Mentor(s), Co-Mentor(s), Consultant(s), Collaborator(s)

  • Mentor team not aligned with the candidate’s career goals/objectives, namely inadequate rationale for the inclusion of each mentor

  • Inadequate details for the frequency, duration, and content of the mentoring contact of the candidate with each of the mentors, particularly the primary mentor

  • Inclusion of a primary mentor at a different institution than the candidate

  • Lack of mentoring track record for some/all of the mentors

  • Primary mentor without active major peer-reviewed grant support

  • Lack of specificity of the metrics by which the mentor will be able to gauge the candidate’s progress along the career development path


Environment and Institutional Commitment to the Candidate

  • Boilerplate description of the institution’s capabilities/resources, rather than a review of unique strengths relevant to the specific candidate (e.g., technologies, patient populations, specialized centers, unique databases, tissue sample repositories, etc.) and their career goals

  • Lack of specificity of the institutional commitment to the candidate including what is being provided (rank, space, start-up funds) and what is being limited/protected (e.g., percent effort, administrative/clinical/teaching responsibilities)

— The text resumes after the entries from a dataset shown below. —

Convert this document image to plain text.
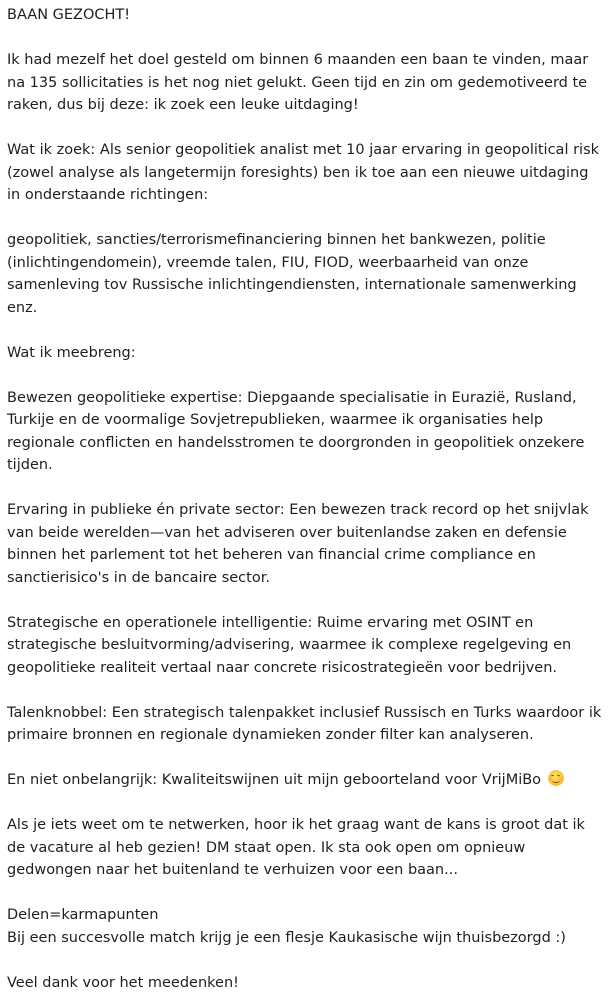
BAAN GEZOCHT!

Ik had mezelf het doel gesteld om binnen 6 maanden een baan te vinden, maar na 135 sollicitaties is het nog niet gelukt. Geen tijd en zin om gedemotiveerd te raken, dus bij deze: ik zoek een leuke uitdaging!

Wat ik zoek: Als senior geopolitiek analist met 10 jaar ervaring in geopolitical risk (zowel analyse als langetermijn foresights) ben ik toe aan een nieuwe uitdaging in onderstaande richtingen:

geopolitiek, sancties/terrorismefinanciering binnen het bankwezen, politie (inlichtingendomein), vreemde talen, FIU, FIOD, weerbaarheid van onze samenleving tov Russische inlichtingendiensten, internationale samenwerking enz.

Wat ik meebreng:

Bewezen geopolitieke expertise: Diepgaande specialisatie in Eurazië, Rusland, Turkije en de voormalige Sovjetrepublieken, waarmee ik organisaties help regionale conflicten en handelsstromen te doorgronden in geopolitiek onzekere tijden.

Ervaring in publieke én private sector: Een bewezen track record op het snijvlak van beide werelden—van het adviseren over buitenlandse zaken en defensie binnen het parlement tot het beheren van financial crime compliance en sanctierisico's in de bancaire sector.

Strategische en operationele intelligentie: Ruime ervaring met OSINT en strategische besluitvorming/advisering, waarmee ik complexe regelgeving en geopolitieke realiteit vertaal naar concrete risicostrategieën voor bedrijven.

Talenknobbel: Een strategisch talenpakket inclusief Russisch en Turks waardoor ik primaire bronnen en regionale dynamieken zonder filter kan analyseren.

En niet onbelangrijk: Kwaliteitswijnen uit mijn geboorteland voor VrijMiBo

Als je iets weet om te netwerken, hoor ik het graag want de kans is groot dat ik de vacature al heb gezien! DM staat open. Ik sta ook open om opnieuw gedwongen naar het buitenland te verhuizen voor een baan...

Delen=karmapunten

Bij een succesvolle match krijg je een flesje Kaukasische wijn thuisbezorgd :)

Veel dank voor het meedenken!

  • Absence of a clear discussion of how the candidate’s research will be supported financially given that the research budget of typical K award applications is generally not sufficient to fund the proposed research

  • Statements to the effect that institutional support is contingent upon the receipt of the K award

CTSA = Clinical and Translational Science Award; NIH = National Institutes of Health; PI = principal investigator.